There are actually two sets of tariffs wreaking havoc at the moment. The first, on steel and aluminum, came under Section 232, a provision under the 1962 Trade Act that allows the president to protect U.S. industry for national security reasons. The second, on Chinese exports, was triggered under Section 301 of the 1974 Trade Act, a “unilateral” measure not used in decades. Taken together, these tariffs have baffled businesses, created uncertainty at home and abroad, and sown doubts about Washington’s commitment to free trade.
Yet the global economy is not descending into chaos. That’s largely because the protagonists are more constrained than the headlines suggest. Indeed, despite threats of major retaliation, the World Trade Organization (WTO) tightly restricts what countries are allowed to do. In other words, the legal discipline of the WTO makes things more predictable than they appear.
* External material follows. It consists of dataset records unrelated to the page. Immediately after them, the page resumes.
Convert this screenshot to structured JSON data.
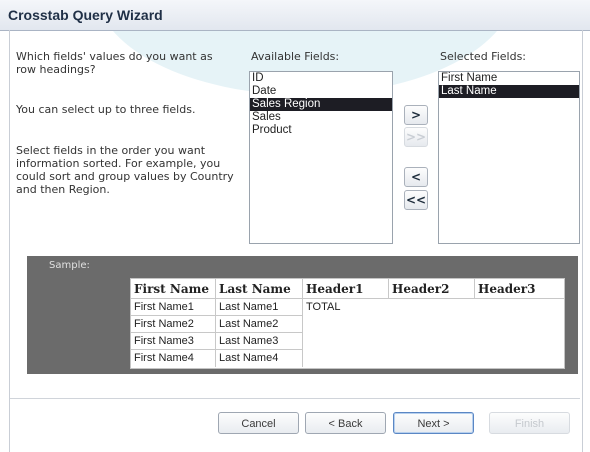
{
  "window": {
    "title": "Crosstab Query Wizard"
  },
  "prompt": {
    "question": "Which fields' values do you want as row headings?",
    "hint_limit": "You can select up to three fields.",
    "hint_order": "Select fields in the order you want information sorted. For example, you could sort and group values by Country and then Region."
  },
  "available": {
    "label": "Available Fields:",
    "items": [
      "ID",
      "Date",
      "Sales Region",
      "Sales",
      "Product"
    ],
    "selected_item": "Sales Region"
  },
  "selected": {
    "label": "Selected Fields:",
    "items": [
      "First Name",
      "Last Name"
    ],
    "selected_item": "Last Name"
  },
  "move_buttons": {
    "add_one": ">",
    "add_all": ">>",
    "remove_one": "<",
    "remove_all": "<<"
  },
  "sample": {
    "label": "Sample:",
    "headers": [
      "First Name",
      "Last Name",
      "Header1",
      "Header2",
      "Header3"
    ],
    "rows": [
      [
        "First Name1",
        "Last Name1"
      ],
      [
        "First Name2",
        "Last Name2"
      ],
      [
        "First Name3",
        "Last Name3"
      ],
      [
        "First Name4",
        "Last Name4"
      ]
    ],
    "total_label": "TOTAL"
  },
  "footer": {
    "cancel": "Cancel",
    "back": "< Back",
    "next": "Next >",
    "finish": "Finish"
  },
  "colors": {
    "selected_row_bg": "#1d1d24",
    "sample_panel_bg": "#6b6b6b",
    "title_text": "#1f2f46"
  }
}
Here’s why.
To protect U.S. steel and aluminum makers, President Trump invoked national security under Section 232. This is a hard sell: The vast majority of the country’s imports of steel and aluminum come from allies. The U.S. might have taken a “safeguard” action instead, which restricts imports that cause significant harm to a domestic industry, but this would have required that compensation be extended to countries targeted by these tariffs. What China, Europe, and the complainants are doing at the WTO is redefining Trump’s Section 232 tariffs as a safeguard in order to take compensation, via retaliatory tariffs, that the U.S. has failed to offer. In response, the U.S. is likely to challenge this reinterpretation, as well as the value of the retaliatory tariffs.
Recent trade tensions serve as a poignant reminder that the global economy is not borderless. The good news is that the WTO’s legal disciplines are working. For all the talk of trade wars, the global economy looks nothing like it did in the 1930s.